# T-test: normal probability plot

I'm studying statistics from the book "design of experiments" by Montgomery and about the t-test it's stated it is necessary to check the samples are described by a normal distribution throughout a normal probability plot and I have noticed the y-scale is not familiar to me, it's neither linear of logaritmic. In the book is written:

the cumulative frequency scale has been arranged so that if the hypothesized distribution adequately describes the data, the plotted points will fall approximately along a straight line; if the plotted points deviate signiﬁcantly from a straight line, the hypothesized model is not appropriate.
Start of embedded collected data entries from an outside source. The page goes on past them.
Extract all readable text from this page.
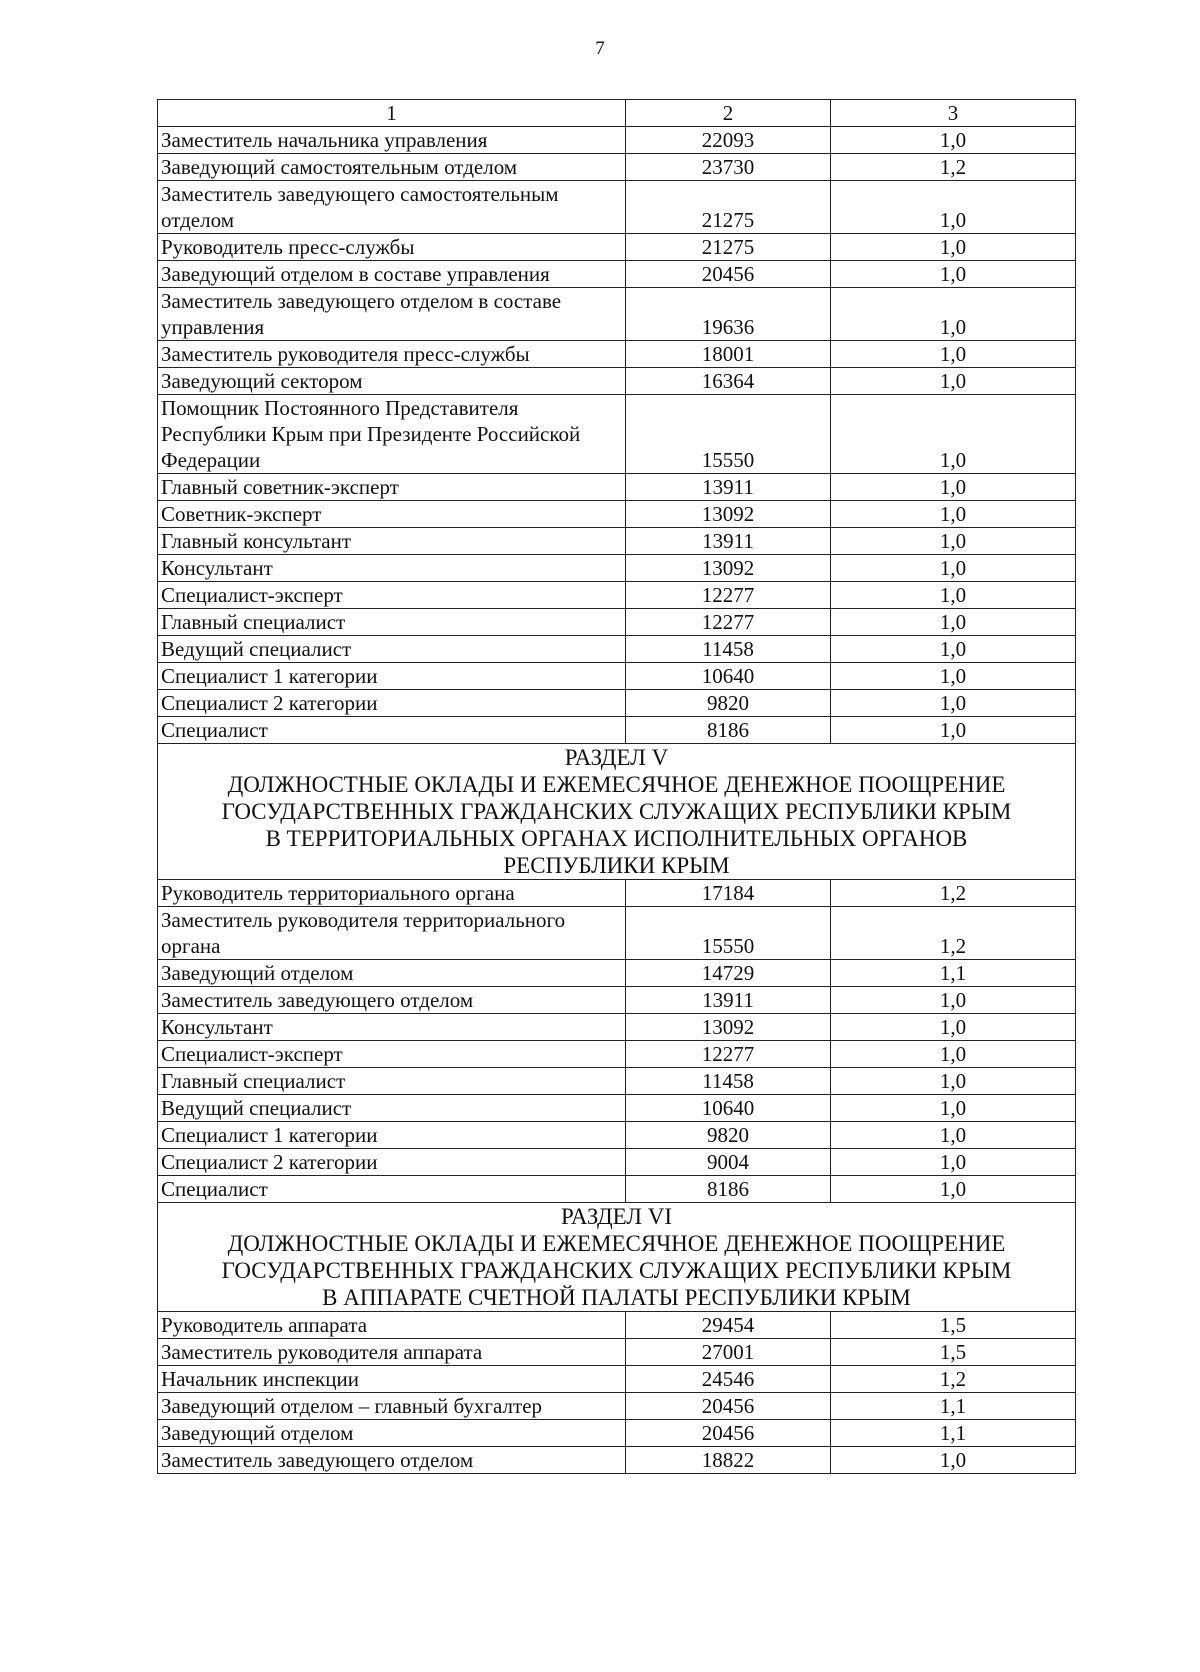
7
1	2	3
Заместитель начальника управления	22093	1,0
Заведующий самостоятельным отделом	23730	1,2
Заместитель заведующего самостоятельным отделом	21275	1,0
Руководитель пресс-службы	21275	1,0
Заведующий отделом в составе управления	20456	1,0
Заместитель заведующего отделом в составе управления	19636	1,0
Заместитель руководителя пресс-службы	18001	1,0
Заведующий сектором	16364	1,0
Помощник Постоянного Представителя Республики Крым при Президенте Российской Федерации	15550	1,0
Главный советник-эксперт	13911	1,0
Советник-эксперт	13092	1,0
Главный консультант	13911	1,0
Консультант	13092	1,0
Специалист-эксперт	12277	1,0
Главный специалист	12277	1,0
Ведущий специалист	11458	1,0
Специалист 1 категории	10640	1,0
Специалист 2 категории	9820	1,0
Специалист	8186	1,0

РАЗДЕЛ V
ДОЛЖНОСТНЫЕ ОКЛАДЫ И ЕЖЕМЕСЯЧНОЕ ДЕНЕЖНОЕ ПООЩРЕНИЕ
ГОСУДАРСТВЕННЫХ ГРАЖДАНСКИХ СЛУЖАЩИХ РЕСПУБЛИКИ КРЫМ
В ТЕРРИТОРИАЛЬНЫХ ОРГАНАХ ИСПОЛНИТЕЛЬНЫХ ОРГАНОВ
РЕСПУБЛИКИ КРЫМ		

Руководитель территориального органа	17184	1,2
Заместитель руководителя территориального органа	15550	1,2
Заведующий отделом	14729	1,1
Заместитель заведующего отделом	13911	1,0
Консультант	13092	1,0
Специалист-эксперт	12277	1,0
Главный специалист	11458	1,0
Ведущий специалист	10640	1,0
Специалист 1 категории	9820	1,0
Специалист 2 категории	9004	1,0
Специалист	8186	1,0

РАЗДЕЛ VI
ДОЛЖНОСТНЫЕ ОКЛАДЫ И ЕЖЕМЕСЯЧНОЕ ДЕНЕЖНОЕ ПООЩРЕНИЕ
ГОСУДАРСТВЕННЫХ ГРАЖДАНСКИХ СЛУЖАЩИХ РЕСПУБЛИКИ КРЫМ
В АППАРАТЕ СЧЕТНОЙ ПАЛАТЫ РЕСПУБЛИКИ КРЫМ		

Руководитель аппарата	29454	1,5
Заместитель руководителя аппарата	27001	1,5
Начальник инспекции	24546	1,2
Заведующий отделом – главный бухгалтер	20456	1,1
Заведующий отделом	20456	1,1
Заместитель заведующего отделом	18822	1,0
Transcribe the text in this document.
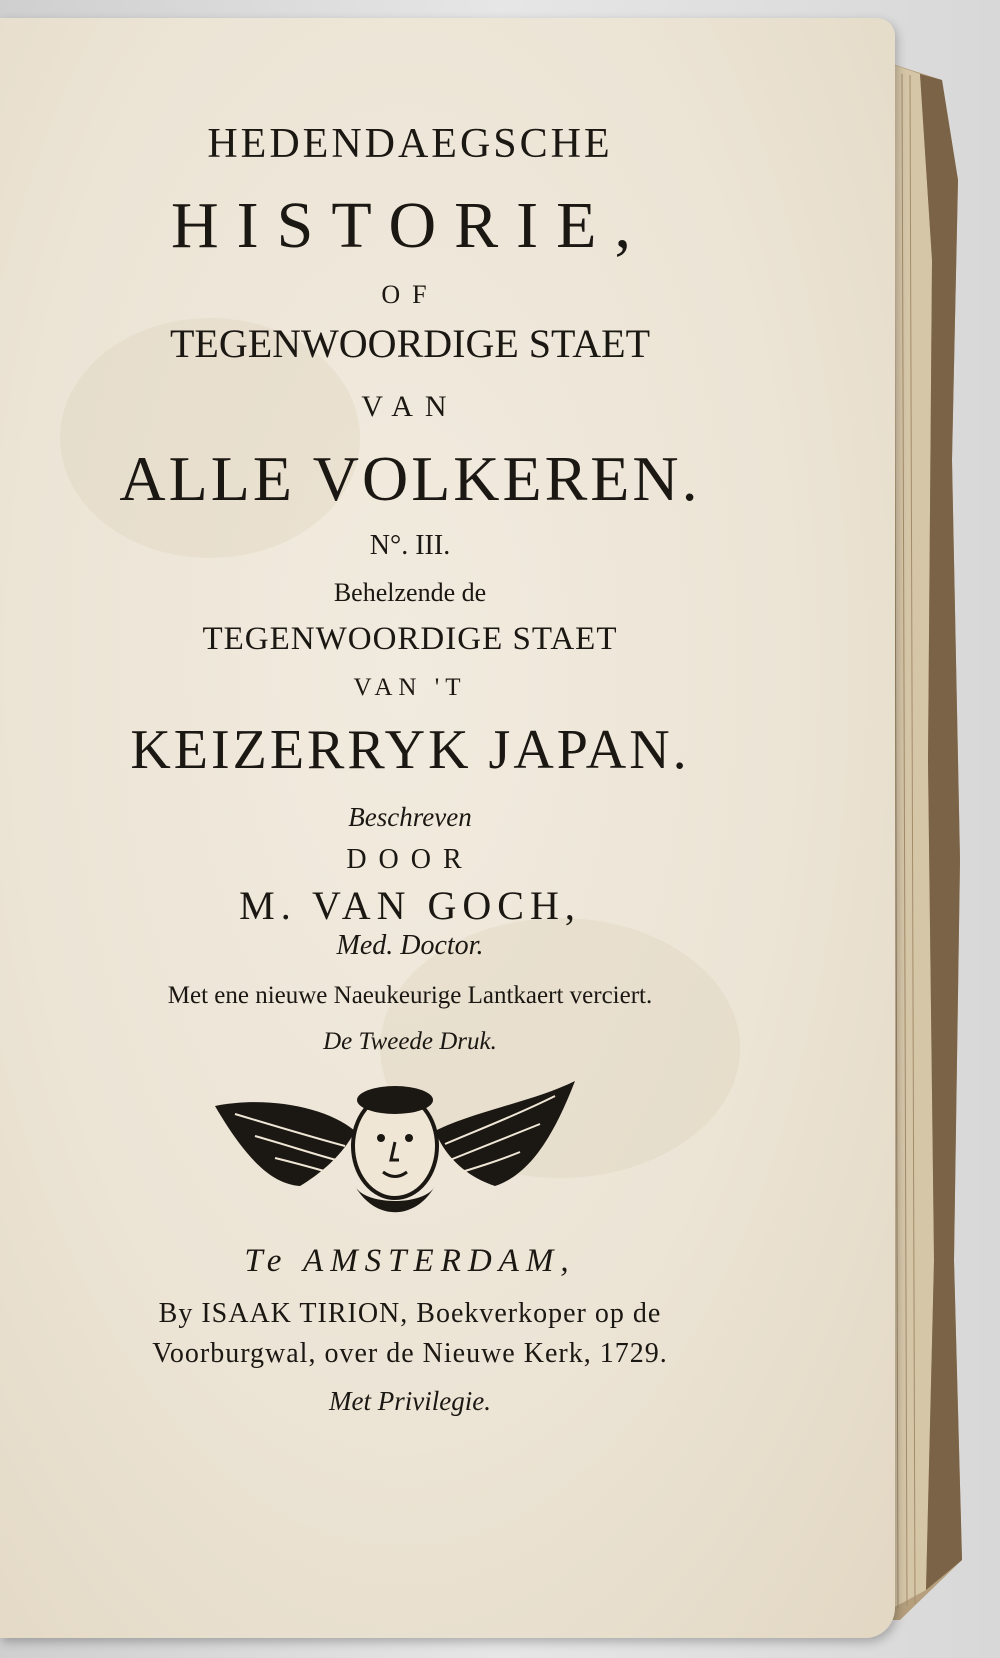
HEDENDAEGSCHE

HISTORIE,

OF

TEGENWOORDIGE STAET

VAN

ALLE VOLKEREN.

N°. III.

Behelzende de

TEGENWOORDIGE STAET

VAN 'T

KEIZERRYK JAPAN.

Beschreven

DOOR

M. VAN GOCH,

Med. Doctor.

Met ene nieuwe Naeukeurige Lantkaert verciert.

De Tweede Druk.

Te AMSTERDAM,

By ISAAK TIRION, Boekverkoper op de

Voorburgwal, over de Nieuwe Kerk, 1729.

Met Privilegie.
Usually, the determination of
whether or not the data plot as a straight line is subjective.

How is the yscale chosen?

Related Set Theory, Logic, Probability, Statistics News on Phys.org
chiro
Hey serbring.

You should picture a graph with your x and y data points where an average line that minimizes the sum of squared residuals is plotted. Some points will be above and others below.

If the sum of squared residuals is too large within some particular confidence measure, then what that means is that the correlation is too low and you can't use a simple linear fit to describe the variation present in the model itself.

When you fit a simple linear regression and test correlation, the correlation measure is actually the linear coefficient where y = cx + b and c is the correlation value. If you don't have a linear model then basically either your c is insignificant or you have to use a more complicated model to capture the variation of the data.

Testing whether a sample fits a distribution is usually done with goodness of fit or specific tests that look at specific distributions in one form or another.

Usually the scale depends on how you scale the variables themselves and without context it is hard to really evaluate.

In a simple linear model, the usual assumption is that if you have two sets of data Y and X (both random variables) where Y lies on the real line, then Y = a + bX + e where e is Normally distributed with 0 mean and some constant variance. This is the simplest regression model and is called a simple linear regression.